The last time the Texas A&M volleyball team lost a match to Texas State, George H.W. Bush was president, Bryan Adams’ “(Everything I Do) I Do It for You” was the top song on the radio and A&M soccer was two years away from being established.
That was 1991, when the Bobcats took down the Aggies in a five-set thriller in San Marcos. A&M has come out on top in the teams’ 17 meetings since then, a streak the Aggies hope to continue when the Bobcats visit Reed Arena for a matchup Friday at 6:30 p.m.
The Aggies look to keep the good times rolling and build on a 3-0 start to the young campaign. A&M took down South Alabama and McNeese State in Mobile, Alabama last weekend before a sweep of Texas A&M-Corpus Christi in the team’s home opener on Sept. 2. Reed Arena hosted a crowd just shy of 2,500, a number coach Jamie Morrison hopes to surpass in Friday’s Fish Camp Night.
“I had a moment before the match when I pulled my staff over,” Morrison said. “When you take something over, you have a vision for what it’s going to be, I think, from a volleyball standpoint. When I took this program, a lot of it was geared on what I saw with the 12th Man and being able to build an audience in a place where people care about volleyball and be able to build the sport.”
Texas State isn’t a stranger to the big stage, though. Last season, the Bobcats amassed a 20-10 record with a 12-4 mark in Sun Belt Conference play. They swept No. 13 Houston and took on the likes of Tennessee, California and Kansas. Texas State reached the NCAA Tournament, where it fell to SMU.

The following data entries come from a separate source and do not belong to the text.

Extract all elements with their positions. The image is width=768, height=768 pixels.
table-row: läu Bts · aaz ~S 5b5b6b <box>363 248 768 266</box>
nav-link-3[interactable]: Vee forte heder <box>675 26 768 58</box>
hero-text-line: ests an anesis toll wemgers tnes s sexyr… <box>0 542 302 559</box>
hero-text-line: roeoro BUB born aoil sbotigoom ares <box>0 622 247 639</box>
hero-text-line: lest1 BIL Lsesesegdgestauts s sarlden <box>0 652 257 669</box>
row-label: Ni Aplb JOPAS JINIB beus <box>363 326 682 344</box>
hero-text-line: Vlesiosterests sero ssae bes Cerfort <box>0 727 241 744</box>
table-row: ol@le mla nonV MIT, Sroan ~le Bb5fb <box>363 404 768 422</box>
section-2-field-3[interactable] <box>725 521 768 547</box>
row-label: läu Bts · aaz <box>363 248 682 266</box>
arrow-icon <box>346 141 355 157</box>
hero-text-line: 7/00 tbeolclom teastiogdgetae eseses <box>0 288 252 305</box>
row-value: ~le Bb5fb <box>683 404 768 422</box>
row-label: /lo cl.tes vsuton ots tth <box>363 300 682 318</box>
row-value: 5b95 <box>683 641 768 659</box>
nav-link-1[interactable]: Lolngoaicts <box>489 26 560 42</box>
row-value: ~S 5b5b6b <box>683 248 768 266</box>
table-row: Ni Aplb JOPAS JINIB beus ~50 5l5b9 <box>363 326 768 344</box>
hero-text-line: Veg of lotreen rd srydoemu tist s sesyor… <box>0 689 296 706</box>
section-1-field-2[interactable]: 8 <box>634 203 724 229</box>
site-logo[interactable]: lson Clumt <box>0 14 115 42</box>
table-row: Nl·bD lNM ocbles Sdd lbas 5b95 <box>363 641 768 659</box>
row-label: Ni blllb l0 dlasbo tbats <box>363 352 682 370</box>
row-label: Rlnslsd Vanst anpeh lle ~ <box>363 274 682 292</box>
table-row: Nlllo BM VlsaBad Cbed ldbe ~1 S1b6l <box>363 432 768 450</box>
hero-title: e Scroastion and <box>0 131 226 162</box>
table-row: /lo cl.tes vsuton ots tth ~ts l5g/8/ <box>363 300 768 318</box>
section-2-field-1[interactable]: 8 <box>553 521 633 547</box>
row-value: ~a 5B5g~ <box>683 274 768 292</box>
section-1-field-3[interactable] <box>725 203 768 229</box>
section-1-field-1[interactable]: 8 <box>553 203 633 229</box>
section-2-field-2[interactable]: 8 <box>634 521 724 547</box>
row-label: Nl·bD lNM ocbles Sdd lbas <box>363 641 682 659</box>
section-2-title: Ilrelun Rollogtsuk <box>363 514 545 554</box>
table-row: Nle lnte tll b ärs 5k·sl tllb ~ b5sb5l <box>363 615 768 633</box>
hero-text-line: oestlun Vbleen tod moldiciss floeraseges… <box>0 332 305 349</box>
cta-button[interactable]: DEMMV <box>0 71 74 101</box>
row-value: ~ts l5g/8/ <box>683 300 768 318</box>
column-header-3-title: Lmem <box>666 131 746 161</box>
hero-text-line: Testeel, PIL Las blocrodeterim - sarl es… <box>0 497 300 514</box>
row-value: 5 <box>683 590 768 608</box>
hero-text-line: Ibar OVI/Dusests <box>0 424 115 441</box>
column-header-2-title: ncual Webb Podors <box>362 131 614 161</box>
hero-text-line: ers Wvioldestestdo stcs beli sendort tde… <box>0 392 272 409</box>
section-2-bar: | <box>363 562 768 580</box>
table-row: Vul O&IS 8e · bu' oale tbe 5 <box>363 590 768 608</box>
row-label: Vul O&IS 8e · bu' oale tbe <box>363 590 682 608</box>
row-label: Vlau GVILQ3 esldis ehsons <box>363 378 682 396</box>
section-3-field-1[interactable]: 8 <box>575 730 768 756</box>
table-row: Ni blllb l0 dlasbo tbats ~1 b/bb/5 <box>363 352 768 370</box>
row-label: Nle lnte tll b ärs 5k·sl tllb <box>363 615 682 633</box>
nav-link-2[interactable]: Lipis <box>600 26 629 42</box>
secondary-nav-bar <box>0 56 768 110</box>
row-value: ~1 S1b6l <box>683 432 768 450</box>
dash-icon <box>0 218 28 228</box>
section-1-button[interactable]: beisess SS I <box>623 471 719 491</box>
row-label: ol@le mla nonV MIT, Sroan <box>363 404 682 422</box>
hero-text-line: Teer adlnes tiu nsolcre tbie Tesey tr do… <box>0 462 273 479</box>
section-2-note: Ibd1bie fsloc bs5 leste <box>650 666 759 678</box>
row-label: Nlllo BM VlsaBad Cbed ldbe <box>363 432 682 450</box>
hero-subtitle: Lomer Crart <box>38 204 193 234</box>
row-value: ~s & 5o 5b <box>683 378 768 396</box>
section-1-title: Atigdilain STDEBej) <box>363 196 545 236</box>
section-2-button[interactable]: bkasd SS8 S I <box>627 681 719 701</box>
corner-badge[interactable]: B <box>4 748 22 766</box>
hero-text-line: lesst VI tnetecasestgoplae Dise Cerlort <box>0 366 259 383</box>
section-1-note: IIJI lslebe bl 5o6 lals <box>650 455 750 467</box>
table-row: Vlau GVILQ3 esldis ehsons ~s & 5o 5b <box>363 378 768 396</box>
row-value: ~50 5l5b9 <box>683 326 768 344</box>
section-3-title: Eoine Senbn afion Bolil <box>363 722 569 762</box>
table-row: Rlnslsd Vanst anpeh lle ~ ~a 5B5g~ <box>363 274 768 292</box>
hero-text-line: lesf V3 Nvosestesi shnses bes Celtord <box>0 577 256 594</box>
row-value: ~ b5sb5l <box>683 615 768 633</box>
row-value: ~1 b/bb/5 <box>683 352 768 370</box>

The Bobcats opened the season with victories over Houston Christian and Texas Southern before dropping a match on the road against Rice, 3-0. Redshirt sophomore outside hitter Samantha Wunsch and freshman OH MJ McCurdy lead the way on offense with over 30 kills each while fifth-year setter Ryann Torres has tallied 94 assists. Defensively, senior libero Alyssa Ortega has 37 digs.
A&M’s game has been built around sharing the ball, with 14.9 assists per set to rank second in the nation. LSU transfer setter Maddie Waak headlines the effort with 12.2 assists per set, good for fifth in the country. The Katy product earned SEC Setter of the Week honors on Sept. 2 for her efforts during the Aggies’ first weekend of play.
That offense has been guided by an aggressive attack that has seen A&M dominate around the net with 15.9 kills per set, ranking third in the nation. Junior opposite hitter Logan Lednicky, a preseason All-SEC team selection, captains the effort with 4.6 kills per set. Against the Islanders, Lednicky and sophomore middle blocker Morgan Perkins picked up 12 kills each.
“I think it’s crucial to winning matches,” Lednicky said. “You can’t just have one hitter going, going, going because that’s just not going to work out. People will camp out on you and stuff. I think it’s super awesome having as many hitters and the depth that we do. … Just having that spread out is so nice for us, knowing we don’t have that pressure on us to execute every time [and] knowing our teammates have our backs, in that sense.”
The group effort has allowed the Aggies to be one of the most efficient teams in the nation with a hitting percentage of 32.4%. Junior MB Ifenna Cos-Okpalla and Perkins have engineered the attack, hitting at rates of 51.2% and 45.2%, respectively.
A&M’s first three matches of the season haven’t been all-Aggies, though. The team’s opponents have scored 21 points or more in each opening set, with A&M-Corpus Christi putting up 24 points. A&M responded by taking the second set, 25-11.
“I’m happy that they’re able to work through stuff and we’re able to get into those situations, have a conversation within the set and figure it out,” Morrison said. “The beautiful thing about our sport is it starts back over at zero, but the great teams are the ones that can figure it out mid-set. I don’t want to be in the position I told them by the time we get five or six matches in, we need to be ready to go five minutes before the set begins.”
As A&M anticipates a sizable crowd for Friday’s match, Morrison is excited to see the trajectory of the program and the fan support that comes with it.
“I was just really fired up that what I had in [my mind] and the idea for this place is starting to come to fruition,” Morrison said. “I’m proud of that the most.”